In summary, the case involved a family who held dual citizenship. Since their birth in Australia, the children lived in Africa for significant time but visited Australia annually. The parents operate a safari tour business in Africa however international payments are ordinarily paid into an Australia bank account.  

The parents’ marriage is undeniably troubled and ultimately, after numerous discussions and notices, the mother relocates with the children back to Australia in August 2018. The Father follows them temporarily and retains a Solicitor who writes to put the mother on notice that should she must return the children to Africa for their best interests to be determined there; otherwise he would initiate proceedings in Australia seeking orders to that effect.

The Father did not take legal action but participated to some extent in the children’s lives in Australia (during his limited period in Australia) including drop off and collection from school and extra-curricular activities. There is no doubt that he was made aware that the children were developing roots in Australia.

Ultimately, the mother initiated proceedings in November 2018. The Court found that the father’s inaction could not be classed as very long (especially in comparison to many other cases) but the fact remained that he did not take actual legal steps to return the children to Africa.

Ultimately, the court was of the view that it could neither accept the mother’s application for a speedy trial nor effectively defer the matter to the African courts to determine the children’s best interests.

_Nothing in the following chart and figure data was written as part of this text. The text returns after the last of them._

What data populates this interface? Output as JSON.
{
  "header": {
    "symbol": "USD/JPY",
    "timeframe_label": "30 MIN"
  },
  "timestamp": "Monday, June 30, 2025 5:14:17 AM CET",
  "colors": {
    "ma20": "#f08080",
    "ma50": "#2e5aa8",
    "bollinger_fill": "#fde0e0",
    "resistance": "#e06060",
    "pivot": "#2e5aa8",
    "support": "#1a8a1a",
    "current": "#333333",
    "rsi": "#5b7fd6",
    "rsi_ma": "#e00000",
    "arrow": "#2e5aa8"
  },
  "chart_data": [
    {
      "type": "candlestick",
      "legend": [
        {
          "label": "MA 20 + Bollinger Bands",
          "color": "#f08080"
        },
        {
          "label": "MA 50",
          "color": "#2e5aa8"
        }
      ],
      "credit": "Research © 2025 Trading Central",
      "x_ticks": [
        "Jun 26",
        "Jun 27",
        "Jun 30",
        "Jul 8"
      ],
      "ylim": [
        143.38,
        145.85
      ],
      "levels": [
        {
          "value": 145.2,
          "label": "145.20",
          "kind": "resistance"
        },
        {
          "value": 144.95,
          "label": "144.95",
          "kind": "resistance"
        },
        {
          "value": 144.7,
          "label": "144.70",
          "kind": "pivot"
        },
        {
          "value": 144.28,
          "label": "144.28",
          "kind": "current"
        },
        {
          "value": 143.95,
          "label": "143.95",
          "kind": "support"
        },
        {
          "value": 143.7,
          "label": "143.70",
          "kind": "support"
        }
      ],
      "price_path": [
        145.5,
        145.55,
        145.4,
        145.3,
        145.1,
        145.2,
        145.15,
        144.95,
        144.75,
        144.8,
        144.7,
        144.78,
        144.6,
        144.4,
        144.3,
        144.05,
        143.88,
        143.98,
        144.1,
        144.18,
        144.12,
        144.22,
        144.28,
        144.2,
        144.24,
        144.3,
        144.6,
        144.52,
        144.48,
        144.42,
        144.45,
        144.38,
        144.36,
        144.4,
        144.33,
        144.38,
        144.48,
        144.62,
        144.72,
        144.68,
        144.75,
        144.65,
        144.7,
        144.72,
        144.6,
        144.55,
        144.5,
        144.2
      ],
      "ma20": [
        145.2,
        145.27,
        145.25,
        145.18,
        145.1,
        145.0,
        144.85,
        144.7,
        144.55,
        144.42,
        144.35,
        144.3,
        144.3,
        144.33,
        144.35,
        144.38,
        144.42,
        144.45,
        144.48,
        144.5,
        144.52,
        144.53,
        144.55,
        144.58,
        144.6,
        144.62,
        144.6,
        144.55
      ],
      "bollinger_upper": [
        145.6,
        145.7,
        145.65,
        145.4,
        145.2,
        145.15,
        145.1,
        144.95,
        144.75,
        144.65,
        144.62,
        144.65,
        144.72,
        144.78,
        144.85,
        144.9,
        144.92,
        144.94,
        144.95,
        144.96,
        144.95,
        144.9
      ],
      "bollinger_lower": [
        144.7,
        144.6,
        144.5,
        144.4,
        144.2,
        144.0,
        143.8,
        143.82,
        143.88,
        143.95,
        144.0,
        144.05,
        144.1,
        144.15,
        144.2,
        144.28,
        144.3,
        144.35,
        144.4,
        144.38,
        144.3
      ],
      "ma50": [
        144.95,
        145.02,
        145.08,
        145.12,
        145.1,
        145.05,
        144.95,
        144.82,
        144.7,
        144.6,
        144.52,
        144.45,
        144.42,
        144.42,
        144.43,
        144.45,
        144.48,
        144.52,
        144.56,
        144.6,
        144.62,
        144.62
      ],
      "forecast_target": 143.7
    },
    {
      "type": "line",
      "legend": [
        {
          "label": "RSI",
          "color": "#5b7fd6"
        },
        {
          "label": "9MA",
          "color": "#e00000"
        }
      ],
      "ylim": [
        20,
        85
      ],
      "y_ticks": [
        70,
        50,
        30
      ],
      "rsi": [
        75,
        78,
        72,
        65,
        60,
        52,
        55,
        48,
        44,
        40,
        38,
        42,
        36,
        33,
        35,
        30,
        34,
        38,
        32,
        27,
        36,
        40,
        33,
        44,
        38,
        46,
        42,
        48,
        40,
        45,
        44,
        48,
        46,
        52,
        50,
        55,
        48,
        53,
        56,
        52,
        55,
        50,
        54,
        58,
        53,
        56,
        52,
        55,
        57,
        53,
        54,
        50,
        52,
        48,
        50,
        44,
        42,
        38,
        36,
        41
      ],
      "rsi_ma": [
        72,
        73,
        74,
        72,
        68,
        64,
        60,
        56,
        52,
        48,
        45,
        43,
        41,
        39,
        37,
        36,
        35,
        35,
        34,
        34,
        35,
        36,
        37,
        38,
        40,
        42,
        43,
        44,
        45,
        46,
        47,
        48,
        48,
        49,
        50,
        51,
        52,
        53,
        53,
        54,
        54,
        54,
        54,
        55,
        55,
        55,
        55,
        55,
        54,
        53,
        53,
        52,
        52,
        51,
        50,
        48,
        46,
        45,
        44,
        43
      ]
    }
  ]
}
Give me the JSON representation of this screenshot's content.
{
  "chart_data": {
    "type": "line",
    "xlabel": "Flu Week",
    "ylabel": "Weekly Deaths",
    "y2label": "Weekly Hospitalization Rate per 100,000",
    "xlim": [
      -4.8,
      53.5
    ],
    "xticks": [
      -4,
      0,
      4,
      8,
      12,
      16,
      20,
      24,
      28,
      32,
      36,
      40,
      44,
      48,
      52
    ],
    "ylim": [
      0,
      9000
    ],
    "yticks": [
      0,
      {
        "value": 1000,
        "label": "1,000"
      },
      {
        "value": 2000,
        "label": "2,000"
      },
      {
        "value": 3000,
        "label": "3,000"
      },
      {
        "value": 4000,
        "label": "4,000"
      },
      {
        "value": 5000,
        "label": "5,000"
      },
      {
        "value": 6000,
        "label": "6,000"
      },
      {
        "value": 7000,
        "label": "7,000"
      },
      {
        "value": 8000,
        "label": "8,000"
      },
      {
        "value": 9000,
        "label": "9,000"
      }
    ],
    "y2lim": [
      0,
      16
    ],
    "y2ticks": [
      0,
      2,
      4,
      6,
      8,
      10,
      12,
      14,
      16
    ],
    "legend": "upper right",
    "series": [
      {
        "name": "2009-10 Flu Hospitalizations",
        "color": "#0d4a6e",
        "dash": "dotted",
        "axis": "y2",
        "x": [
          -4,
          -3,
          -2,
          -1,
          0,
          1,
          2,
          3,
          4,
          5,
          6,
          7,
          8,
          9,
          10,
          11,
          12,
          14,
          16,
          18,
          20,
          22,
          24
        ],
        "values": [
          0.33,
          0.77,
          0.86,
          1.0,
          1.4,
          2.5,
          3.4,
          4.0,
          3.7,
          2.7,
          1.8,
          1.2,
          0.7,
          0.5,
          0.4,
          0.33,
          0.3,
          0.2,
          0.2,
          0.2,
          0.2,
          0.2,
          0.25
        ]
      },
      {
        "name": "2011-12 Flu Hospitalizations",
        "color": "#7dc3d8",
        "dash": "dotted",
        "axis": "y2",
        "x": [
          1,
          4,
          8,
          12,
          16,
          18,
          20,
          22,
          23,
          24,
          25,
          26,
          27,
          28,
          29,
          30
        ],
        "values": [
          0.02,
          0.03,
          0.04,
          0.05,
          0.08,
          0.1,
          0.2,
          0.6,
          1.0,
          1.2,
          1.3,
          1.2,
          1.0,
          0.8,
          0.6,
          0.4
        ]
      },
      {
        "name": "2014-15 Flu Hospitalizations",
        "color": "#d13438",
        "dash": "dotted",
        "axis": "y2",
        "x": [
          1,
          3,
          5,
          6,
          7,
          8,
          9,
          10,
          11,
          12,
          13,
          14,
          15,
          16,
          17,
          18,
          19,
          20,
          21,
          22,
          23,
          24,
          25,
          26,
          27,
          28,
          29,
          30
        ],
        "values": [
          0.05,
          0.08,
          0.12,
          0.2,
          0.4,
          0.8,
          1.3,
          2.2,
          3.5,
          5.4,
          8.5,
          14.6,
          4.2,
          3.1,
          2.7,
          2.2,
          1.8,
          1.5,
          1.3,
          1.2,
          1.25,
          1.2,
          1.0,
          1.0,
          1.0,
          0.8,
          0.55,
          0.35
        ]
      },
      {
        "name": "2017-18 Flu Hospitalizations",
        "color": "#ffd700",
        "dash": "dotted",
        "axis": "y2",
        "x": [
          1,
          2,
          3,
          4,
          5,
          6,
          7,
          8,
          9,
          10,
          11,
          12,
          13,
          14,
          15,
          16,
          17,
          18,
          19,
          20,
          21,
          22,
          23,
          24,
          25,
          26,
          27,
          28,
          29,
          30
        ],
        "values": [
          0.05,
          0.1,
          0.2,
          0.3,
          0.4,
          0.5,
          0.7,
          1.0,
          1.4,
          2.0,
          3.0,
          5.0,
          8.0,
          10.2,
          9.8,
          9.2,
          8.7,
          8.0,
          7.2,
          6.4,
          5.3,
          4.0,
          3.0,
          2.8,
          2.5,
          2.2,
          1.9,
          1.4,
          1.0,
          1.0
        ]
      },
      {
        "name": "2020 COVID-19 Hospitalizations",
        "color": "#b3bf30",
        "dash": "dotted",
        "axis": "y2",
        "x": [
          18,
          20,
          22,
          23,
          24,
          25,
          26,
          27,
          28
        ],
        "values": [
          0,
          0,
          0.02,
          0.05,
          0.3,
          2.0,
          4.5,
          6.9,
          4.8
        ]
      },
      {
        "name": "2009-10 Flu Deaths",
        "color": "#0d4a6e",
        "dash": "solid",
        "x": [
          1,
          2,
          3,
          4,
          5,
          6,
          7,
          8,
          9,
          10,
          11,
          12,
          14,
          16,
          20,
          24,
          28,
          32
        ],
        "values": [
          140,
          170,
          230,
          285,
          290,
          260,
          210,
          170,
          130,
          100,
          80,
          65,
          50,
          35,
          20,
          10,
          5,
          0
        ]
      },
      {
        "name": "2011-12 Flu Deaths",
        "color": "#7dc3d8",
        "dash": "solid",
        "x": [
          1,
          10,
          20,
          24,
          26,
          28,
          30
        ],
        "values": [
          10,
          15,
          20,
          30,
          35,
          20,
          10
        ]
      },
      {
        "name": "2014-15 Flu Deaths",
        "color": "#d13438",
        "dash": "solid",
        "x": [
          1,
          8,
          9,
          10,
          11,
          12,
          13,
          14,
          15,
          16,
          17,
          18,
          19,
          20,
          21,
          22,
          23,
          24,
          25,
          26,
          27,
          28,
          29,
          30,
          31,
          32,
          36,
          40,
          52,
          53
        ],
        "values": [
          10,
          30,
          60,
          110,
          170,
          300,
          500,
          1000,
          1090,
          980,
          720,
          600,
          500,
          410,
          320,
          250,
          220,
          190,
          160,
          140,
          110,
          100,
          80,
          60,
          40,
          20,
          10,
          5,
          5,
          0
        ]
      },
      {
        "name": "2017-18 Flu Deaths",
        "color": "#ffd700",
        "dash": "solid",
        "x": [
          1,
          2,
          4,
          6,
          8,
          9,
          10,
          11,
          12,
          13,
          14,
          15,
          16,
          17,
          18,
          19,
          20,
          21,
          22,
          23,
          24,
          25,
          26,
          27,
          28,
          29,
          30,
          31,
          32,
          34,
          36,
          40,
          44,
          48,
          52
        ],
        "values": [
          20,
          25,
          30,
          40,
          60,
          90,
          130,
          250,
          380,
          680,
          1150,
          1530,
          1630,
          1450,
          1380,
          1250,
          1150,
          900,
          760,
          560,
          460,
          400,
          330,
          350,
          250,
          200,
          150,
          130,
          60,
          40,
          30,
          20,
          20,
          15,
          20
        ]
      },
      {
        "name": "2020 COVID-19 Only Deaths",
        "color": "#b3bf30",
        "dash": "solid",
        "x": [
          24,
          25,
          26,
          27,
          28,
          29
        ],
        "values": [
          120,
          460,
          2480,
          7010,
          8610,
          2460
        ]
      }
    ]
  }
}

In addition to the fact that a new status quo was being established in Australia; the court also had to grapple with the mothers’ admission that she would not return to Africa even if the children were ordered to go back. Set against allegations of family violence, the Court found that whilst it was not pleased with the mothers’ unilateral decision to relocate the children; it was not entirely unpredictable nor could have taken the father by surprise. Ultimately it found that a summary hearing was not sufficient to fully canvass the issues at play to determine the best interest of the child and accordingly set down the matter to trial.

Music we’re enjoying…

Beyonce may slay and Cardi B may get the party started; but sometimes the soul needs something a bit more substantive… this week we’re enjoying the talents of Lena Chamamyan; an Eastern artist who writes, produces, plays instruments and sings. This musical powerhouse sings mainly in Arabic, Armenian, Syriac, English, French & Italian.

Her music effortlessly links folkloric music of the Levant with contemporary music. The beauty is that it doesn’t feel stuffy or too foreign and  “world music” – put it on whilst enjoying the afternoon sun rays.

Quote we’re pondering…

Being tolerant does not mean that I share another one’s belief. But does mean that I acknowledged another one’s right to believe, and obey, his own conscience.

–          Victor Frankl.

Medical fact we’re fascinated by…

In Shakespeare’s 39 plays, 10 characters die as a result of strong emotion.  You’ve no doubt heard from multiple sources that grief and heartbreak physically hurts.

Stress cardiomyopathy is a condition in which following exposure to sudden emotional shock; a massive release of stress hormones causes temporary changes in the heart’s blood vessels which leads to reduced heart function and an actual change in the heart’s shape.

The Japanese knew about this a long time ago and found that the heart resembles the shape of a Japanese lobster trap (“tako tsubo”) when in grief; hence naming the condition “Takotsubo’s cardiomyopathy”.  Thankfully the condition can be reversed with huge doses of self-care and medical attention.

Hack we’re trialling…

In an attempt to reduce our phone use time (let’s admit it… we’re referring to Instagram here) we’ve been switching our display settings from full colour to greyscale.

The result? All your favourite apps are colour drained, somewhat life-less and consequently, less addictive and attractive to use. There is a lot of theory behind this hack (see studies on the relationship between bright colours and addiction (e.g. pokies).

Our verdict? It does make social media much less appealing if you are visual sort of person who scrolls for the pictures. This hack won’t affect those obsessed with like/follower numbers or keyboard warriors who linger in the comments section for hours on end. But it will definitely curb any online shopping addiction you may have!